Configure Claude Desktop

Recommended: Easy GUI Setup

# Start HTTP server for academic tools
./scripts/start_http_server.sh

Then in Claude Desktop:

Settings → Connectors → Add custom connector
Name: Academic Knowledge Graph
URL: http://localhost:3001
Click "Add" and restart Claude Desktop

Alternative: JSON Configuration (Advanced)

Add to ~/Library/Application Support/Claude/claude_desktop_config.json:

{
  "mcpServers": {
    "academic-knowledge-graph": {
      "command": "uv",
      "args": ["run", "python", "/full/path/to/project/src/server/main.py"]
    }
  }
}

Start Academic Research

# Start the academic MCP server
./scripts/start_http_server.sh

# In Claude Desktop:
# 1. Upload research PDFs to your project
# 2. "Process these papers with GROBID for academic extraction"  
# 3. "Extract author networks and citation relationships"
# 4. "What are the key research trends in these papers?"
# 5. "Generate a literature review on [specific topic]"

Test Academic Processing

# Test GROBID + academic pipeline
python process_literature.py

# Your academic research assistant is now ready with:
# - GROBID's 87-90% accuracy for research papers
# - Zero API costs for PDF processing  
# - Citation network analysis
# - Author collaboration mapping
# - Academic literature review generation

That's it!

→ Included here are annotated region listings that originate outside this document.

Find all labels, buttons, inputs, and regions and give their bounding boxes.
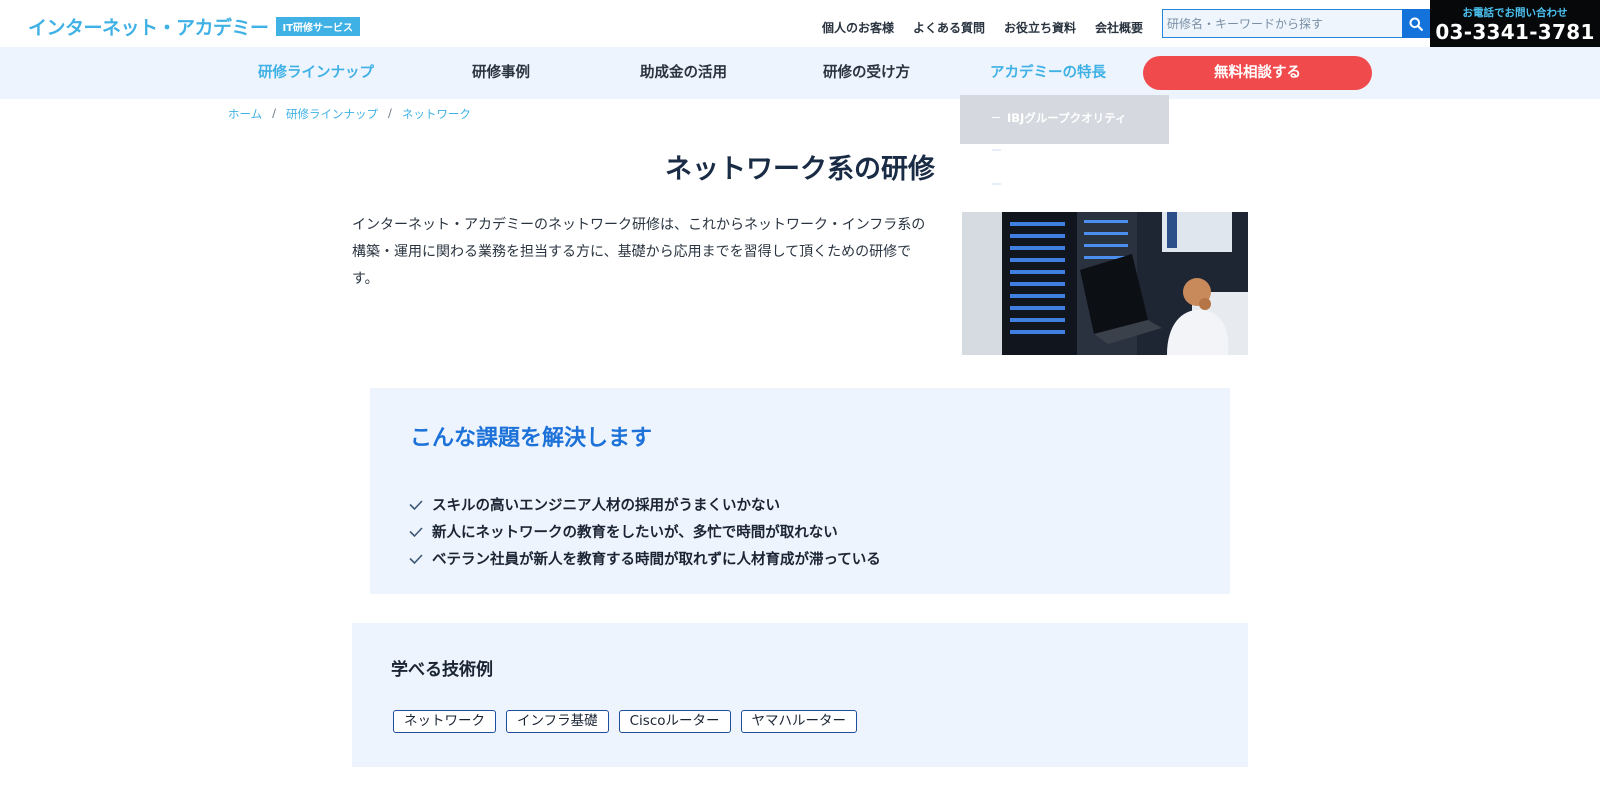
breadcrumb-current[interactable]: ネットワーク bbox=[402, 106, 471, 122]
page-title: ネットワーク系の研修 bbox=[665, 154, 935, 185]
logo-badge: IT研修サービス bbox=[275, 17, 361, 36]
util-link-personal[interactable]: 個人のお客様 bbox=[822, 19, 894, 36]
problem-list: スキルの高いエンジニア人材の採用がうまくいかない 新人にネットワークの教育をした… bbox=[408, 491, 881, 572]
nav-item-lineup[interactable]: 研修ラインナップ bbox=[258, 47, 374, 99]
search-form bbox=[1162, 9, 1430, 38]
tech-tags: ネットワーク インフラ基礎 Ciscoルーター ヤマハルーター bbox=[393, 710, 858, 733]
problem-item: ベテラン社員が新人を教育する時間が取れずに人材育成が滞っている bbox=[408, 545, 881, 572]
util-link-faq[interactable]: よくある質問 bbox=[913, 19, 985, 36]
data-center-illustration bbox=[962, 212, 1248, 355]
global-nav: 研修ラインナップ 研修事例 助成金の活用 研修の受け方 アカデミーの特長 無料相… bbox=[0, 47, 1600, 99]
tech-heading: 学べる技術例 bbox=[391, 660, 493, 680]
site-logo[interactable]: インターネット・アカデミー IT研修サービス bbox=[28, 13, 361, 40]
problems-heading: こんな課題を解決します bbox=[410, 426, 653, 451]
check-icon bbox=[409, 553, 423, 564]
problem-text: 新人にネットワークの教育をしたいが、多忙で時間が取れない bbox=[432, 525, 838, 541]
problem-item: 新人にネットワークの教育をしたいが、多忙で時間が取れない bbox=[408, 518, 881, 545]
breadcrumb-lineup[interactable]: 研修ラインナップ bbox=[286, 106, 378, 122]
tag-network[interactable]: ネットワーク bbox=[393, 710, 496, 733]
tag-yamaha-router[interactable]: ヤマハルーター bbox=[740, 710, 858, 733]
tag-cisco-router[interactable]: Ciscoルーター bbox=[618, 710, 731, 733]
nav-item-how-to[interactable]: 研修の受け方 bbox=[823, 47, 910, 99]
util-link-company[interactable]: 会社概要 bbox=[1095, 19, 1143, 36]
features-dropdown: IBJグループクオリティ bbox=[960, 95, 1169, 144]
breadcrumb: ホーム / 研修ラインナップ / ネットワーク bbox=[228, 106, 471, 122]
free-consultation-button[interactable]: 無料相談する bbox=[1143, 56, 1372, 90]
tech-section: 学べる技術例 ネットワーク インフラ基礎 Ciscoルーター ヤマハルーター bbox=[352, 623, 1248, 767]
check-icon bbox=[409, 499, 423, 510]
phone-number: 03-3341-3781 bbox=[1435, 20, 1595, 44]
utility-links: 個人のお客様 よくある質問 お役立ち資料 会社概要 bbox=[822, 19, 1143, 36]
hero-image bbox=[962, 212, 1248, 355]
nav-item-cases[interactable]: 研修事例 bbox=[472, 47, 530, 99]
site-header: インターネット・アカデミー IT研修サービス 個人のお客様 よくある質問 お役立… bbox=[0, 0, 1600, 47]
breadcrumb-home[interactable]: ホーム bbox=[228, 106, 262, 122]
breadcrumb-separator: / bbox=[272, 106, 277, 120]
problem-text: スキルの高いエンジニア人材の採用がうまくいかない bbox=[432, 498, 780, 514]
search-input[interactable] bbox=[1162, 9, 1402, 38]
search-icon bbox=[1409, 17, 1423, 31]
logo-text: インターネット・アカデミー bbox=[28, 17, 269, 39]
dropdown-item-ibj-quality[interactable]: IBJグループクオリティ bbox=[1007, 110, 1126, 126]
problem-item: スキルの高いエンジニア人材の採用がうまくいかない bbox=[408, 491, 881, 518]
phone-lead: お電話でお問い合わせ bbox=[1462, 7, 1568, 19]
dropdown-dash bbox=[992, 117, 1000, 118]
check-icon bbox=[409, 526, 423, 537]
problems-section: こんな課題を解決します スキルの高いエンジニア人材の採用がうまくいかない 新人に… bbox=[370, 388, 1230, 594]
problem-text: ベテラン社員が新人を教育する時間が取れずに人材育成が滞っている bbox=[432, 552, 881, 568]
nav-item-subsidy[interactable]: 助成金の活用 bbox=[640, 47, 727, 99]
search-button[interactable] bbox=[1402, 9, 1430, 38]
nav-item-features[interactable]: アカデミーの特長 bbox=[990, 47, 1106, 99]
tag-infra-basics[interactable]: インフラ基礎 bbox=[506, 710, 609, 733]
util-link-resources[interactable]: お役立ち資料 bbox=[1004, 19, 1076, 36]
intro-text: インターネット・アカデミーのネットワーク研修は、これからネットワーク・インフラ系… bbox=[352, 217, 926, 287]
breadcrumb-separator: / bbox=[388, 106, 392, 120]
phone-contact[interactable]: お電話でお問い合わせ 03-3341-3781 bbox=[1430, 0, 1600, 47]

Your GROBID-powered academic research assistant is ready to transform research papers into intelligent, queryable knowledge graphs.

What Makes This Academic System Superior

Unlike generic document tools or expensive PDF processing services, this system:

Academic specialization - GROBID provides 87-90% F1-score accuracy specifically for research papers
Zero API costs - Self-hosted GROBID eliminates LlamaParse fees ($10-30/month saved)
Citation network intelligence - Maps author collaborations and paper relationships automatically
Research privacy - All processing stays local, perfect for sensitive academic research
Institutional analysis - Tracks university collaborations and research partnerships
Academic writing support - Generates properly formatted literature reviews with citations
Claude Desktop integration - Seamless research workflow within your existing environment

Perfect for researchers, graduate students, and academic institutions who need sophisticated analysis of research literature without compromising privacy or incurring API costs.